The EPA has achieved a big milestone in public health by legally enforcing drinking water standards to safeguard the public against harmful per-and polyfluoroalkyl substances (PFAS), also known as ‘forever chemicals. Studies have indicated that PFAS are responsible for causing various cancers, heart and liver diseases and developmental diseases in newborns and children. Hence, this step taken by the EPA is a significant move to protect the communities from these disease causing harmful substances. This announcement from the EPA has come soon after the government’s plan to take action against the PFAS to shield the community from their harmful effects.
The EPA is also making big investments to implement the recently announced strategic plan. The agency has made available a funding of $1 billion for states to invest in water treatment plants and PFAS testing systems.
The EPA officials are making sure that a lot of drinking water sources which were previously polluted with PFAS, like the Cape Fear River, which was the primary source of drinking water, are now treated to make them as clean and fit for human consumption as possible under the new laws.
The EPA has established rules that set limits on the presence of individually occurring and mixtures of PFAS in water sources. The individual PFAS that the EPA has identified in its regulations are as follows:
- PFOA
- PFOS
- PFNA
- PFHxS
- HFPO-DA
These PFAS are also commonly referred to as GenX Chemicals. Besides these, the combination of PFAS that EPA restricts are as follows.
- PFNA
- PFHxS
- PFBS
- GenX chemicals
To go with their new rule against PFAS, the EPA has also provided a strategic roadmap to all public drinking water systems. According to this, these systems have a time period of three years to gauge the current PFAS levels in drinking water resources and then bring them down to the standards set by the EPA. According to an estimate by the Environmental Protection Agency’s officials, currently between 6% to 10% percent of the 66,000 public water systems will have to adhere to this rule.

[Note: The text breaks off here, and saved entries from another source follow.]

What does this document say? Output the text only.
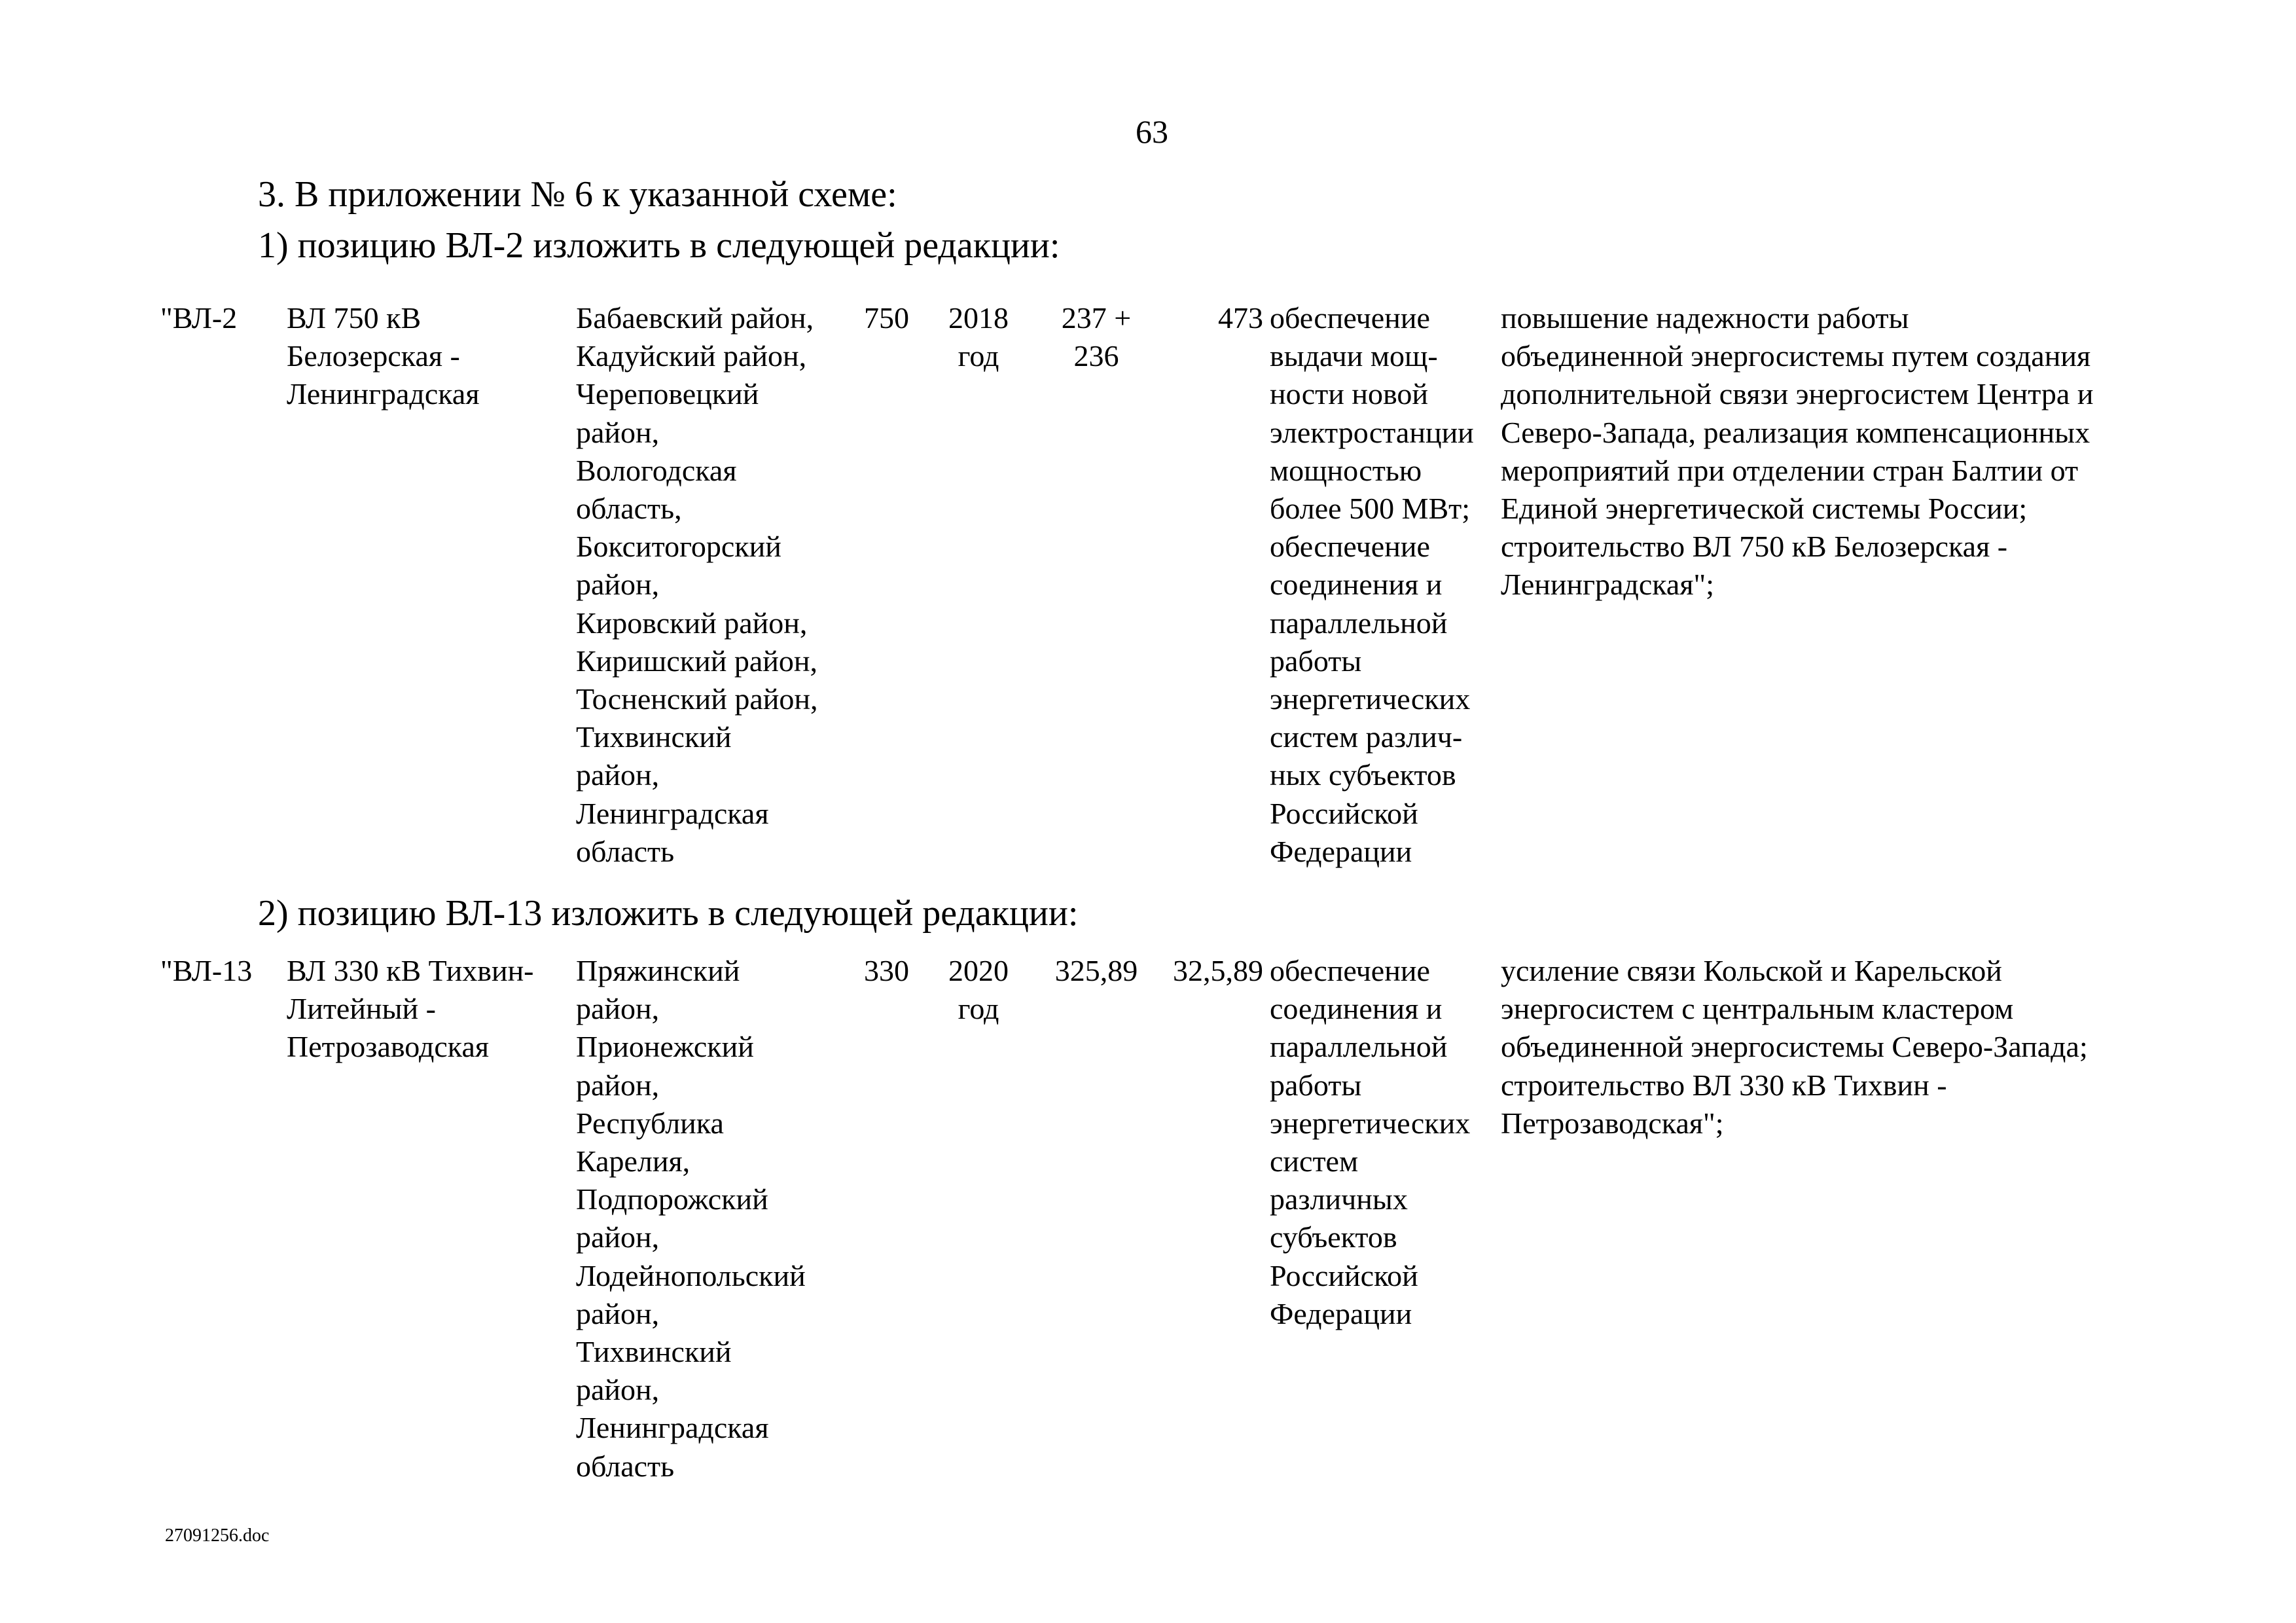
63
3. В приложении № 6 к указанной схеме:
1) позицию ВЛ-2 изложить в следующей редакции:
"ВЛ-2 ВЛ 750 кВ
Белозерская -
Ленинградская
Бабаевский район,
Кадуйский район,
Череповецкий
район,
Вологодская
область,
Бокситогорский
район,
Кировский район,
Киришский район,
Тосненский район,
Тихвинский
район,
Ленинградская
область
750 2018
год
237 +
236
473 обеспечение
выдачи мощ-
ности новой
электростанции
мощностью
более 500 МВт;
обеспечение
соединения и
параллельной
работы
энергетических
систем различ-
ных субъектов
Российской
Федерации
повышение надежности работы
объединенной энергосистемы путем создания
дополнительной связи энергосистем Центра и
Северо-Запада, реализация компенсационных
мероприятий при отделении стран Балтии от
Единой энергетической системы России;
строительство ВЛ 750 кВ Белозерская -
Ленинградская";
2) позицию ВЛ-13 изложить в следующей редакции:
"ВЛ-13 ВЛ 330 кВ Тихвин-
Литейный -
Петрозаводская
Пряжинский
район,
Прионежский
район,
Республика
Карелия,
Подпорожский
район,
Лодейнопольский
район,
Тихвинский
район,
Ленинградская
область
330 2020
год
325,89	32,5,89 обеспечение
соединения и
параллельной
работы
энергетических
систем
различных
субъектов
Российской
Федерации
усиление связи Кольской и Карельской
энергосистем с центральным кластером
объединенной энергосистемы Северо-Запада;
строительство ВЛ 330 кВ Тихвин -
Петрозаводская";
27091256.doc
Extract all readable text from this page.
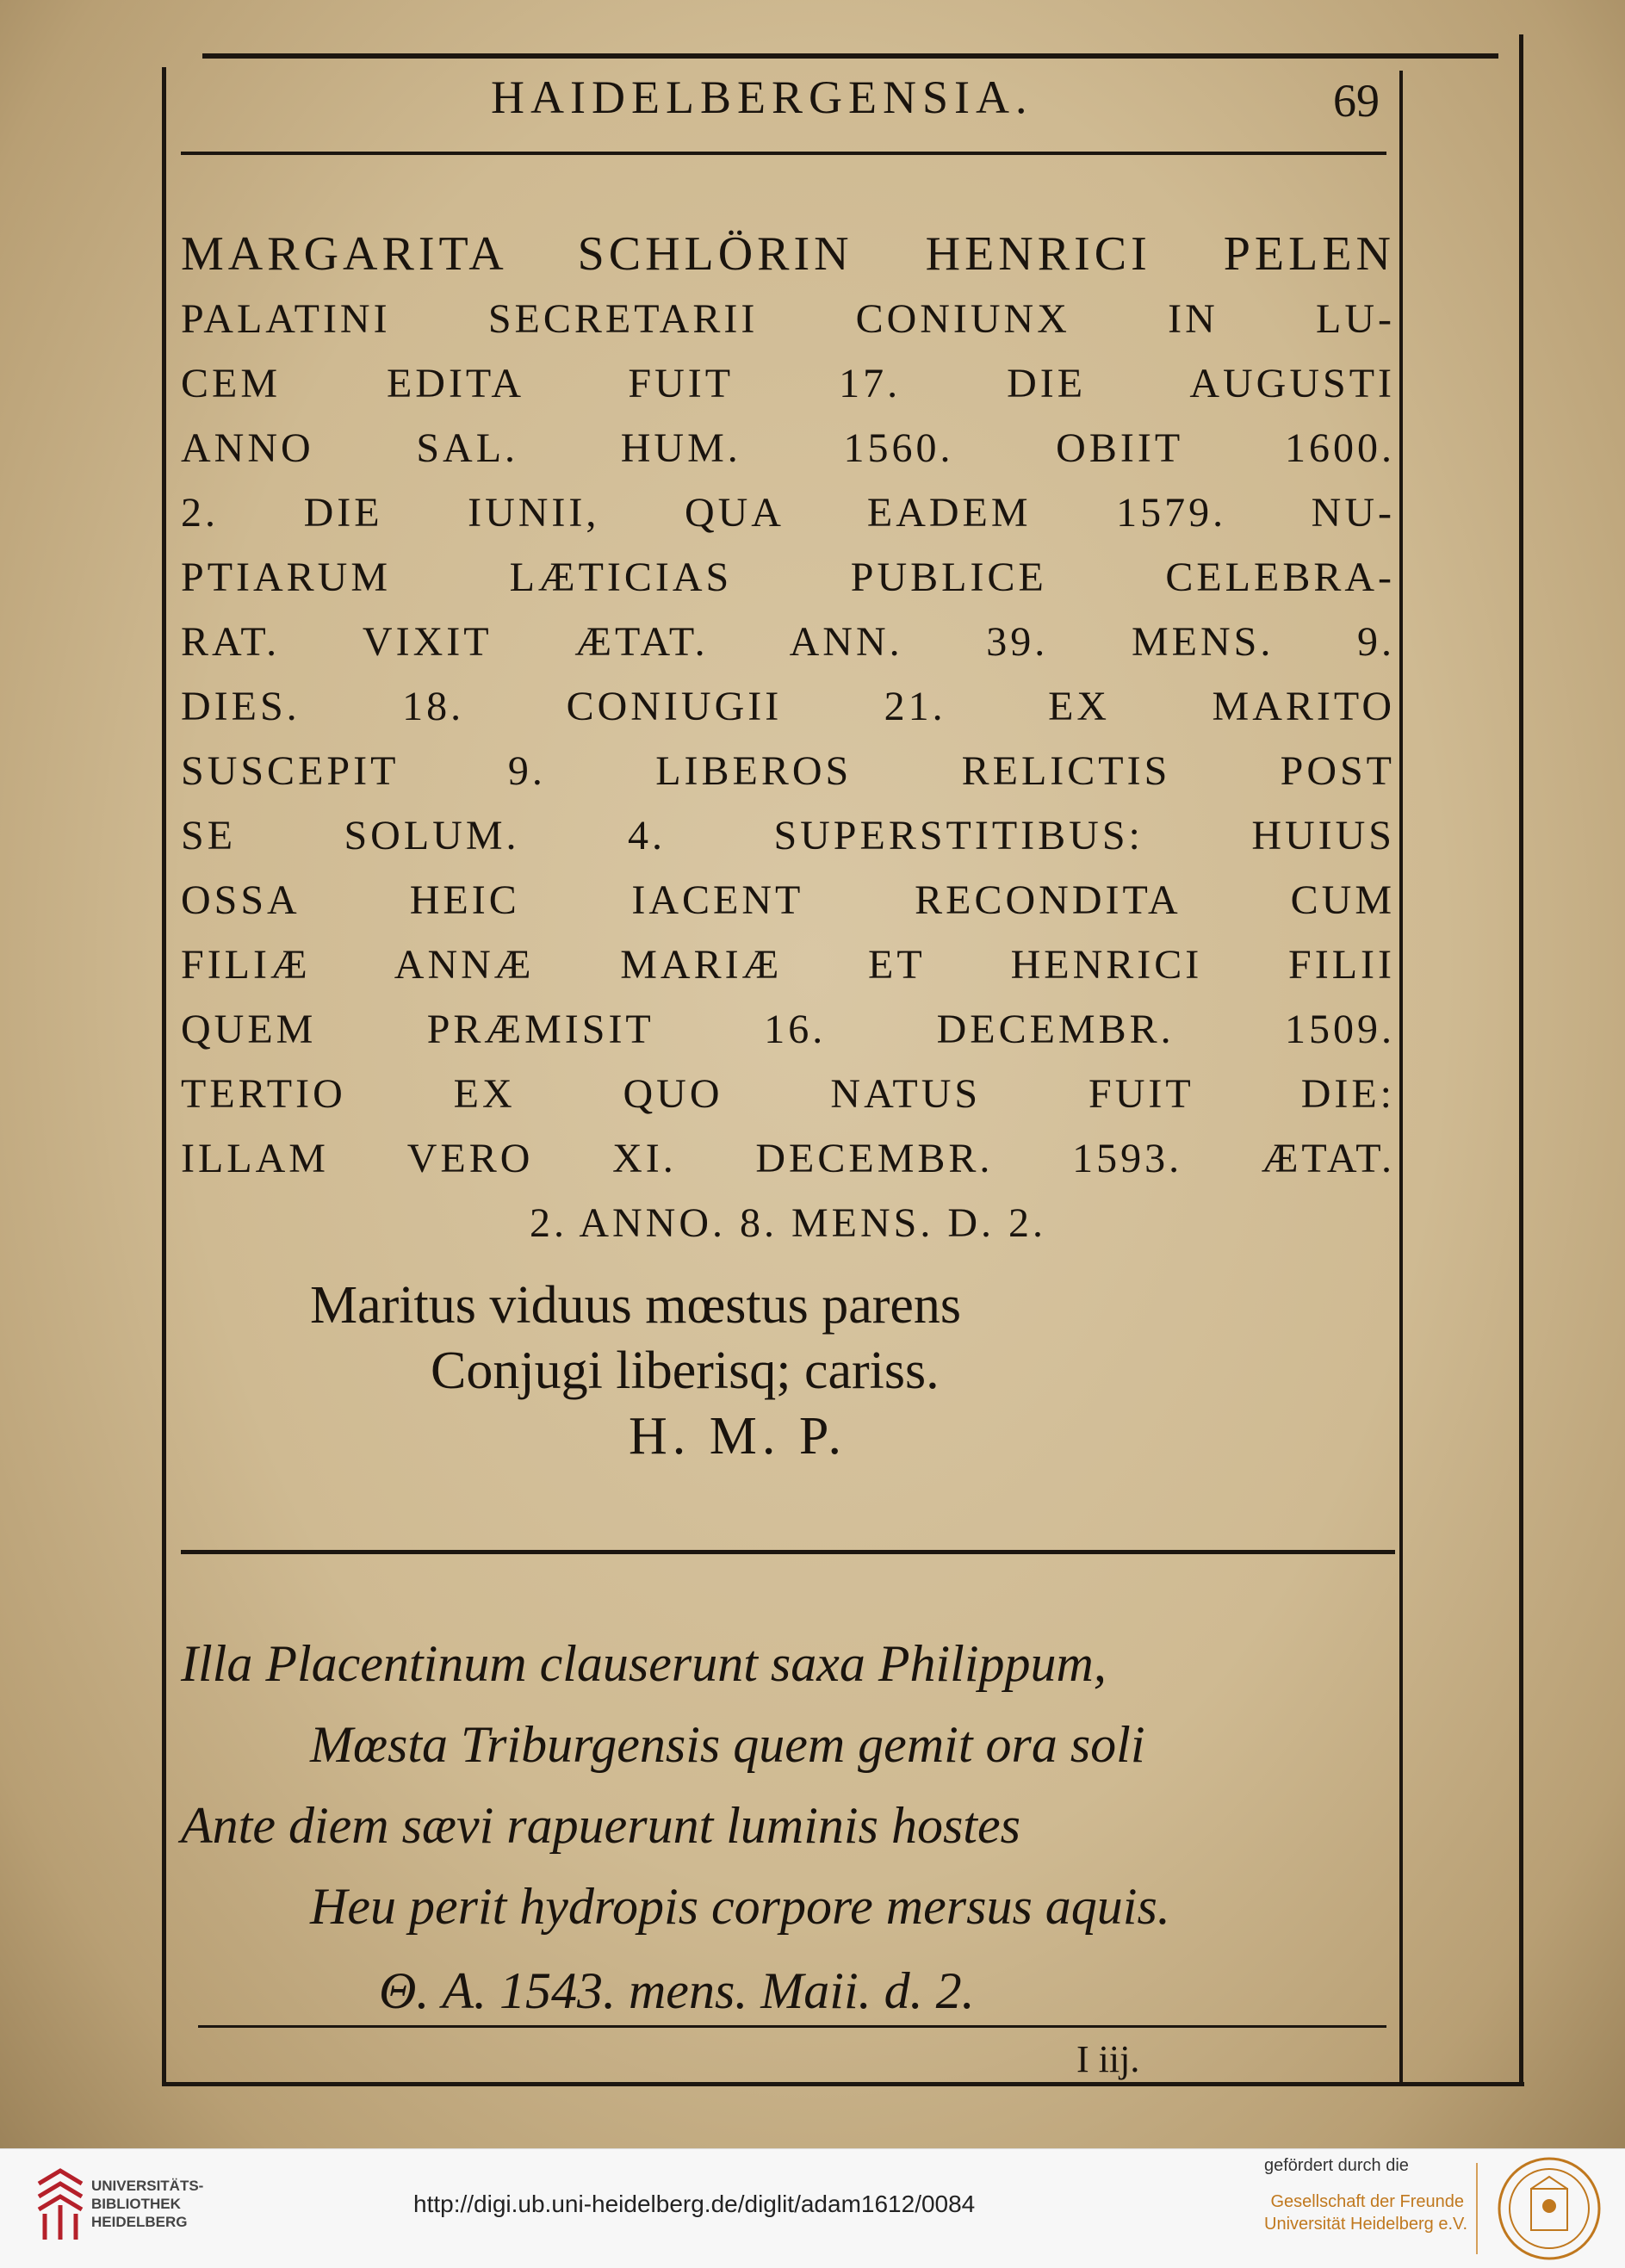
HAIDELBERGENSIA.	69
MARGARITA SCHLÖRIN HENRICI PELEN
PALATINI SECRETARII CONIUNX IN LU-
CEM EDITA FUIT 17. DIE AUGUSTI
ANNO SAL. HUM. 1560. OBIIT 1600.
2. DIE IUNII, QUA EADEM 1579. NU-
PTIARUM LÆTICIAS PUBLICE CELEBRA-
RAT. VIXIT ÆTAT. ANN. 39. MENS. 9.
DIES. 18. CONIUGII 21. EX MARITO
SUSCEPIT 9. LIBEROS RELICTIS POST
SE SOLUM. 4. SUPERSTITIBUS: HUIUS
OSSA HEIC IACENT RECONDITA CUM
FILIÆ ANNÆ MARIÆ ET HENRICI FILII
QUEM PRÆMISIT 16. DECEMBR. 1509.
TERTIO EX QUO NATUS FUIT DIE:
ILLAM VERO XI. DECEMBR. 1593. ÆTAT.
2. ANNO. 8. MENS. D. 2.
Maritus viduus mœstus parens
Conjugi liberisq; cariss.
H. M. P.
Illa Placentinum clauserunt saxa Philippum,
Mœsta Triburgensis quem gemit ora soli
Ante diem sævi rapuerunt luminis hostes
Heu perit hydropis corpore mersus aquis.
Θ. A. 1543. mens. Maii. d. 2.
I iij.
UNIVERSITÄTS-
BIBLIOTHEK
HEIDELBERG
http://digi.ub.uni-heidelberg.de/diglit/adam1612/0084
gefördert durch die
Gesellschaft der Freunde
Universität Heidelberg e.V.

Achieving the new limits for PFAS in drinking water will also encourage the use and promotion of new technologies. For example, the Cape Fear Public Utility Authority which serves Wilmington NC used the granular activated carbon system to eliminate PFAS in accordance with this rule.
As the EPA moves ahead with this groundbreaking initiative for public health, the officials are hopeful that it will account for a decrease in serious illnesses, premature deaths, cancers, and several heart, kidney, and liver diseases. They are also hopeful that the decreased amount of PFAS in drinking water will lead to a reduced number of developmental and immune system defects in infants and young children.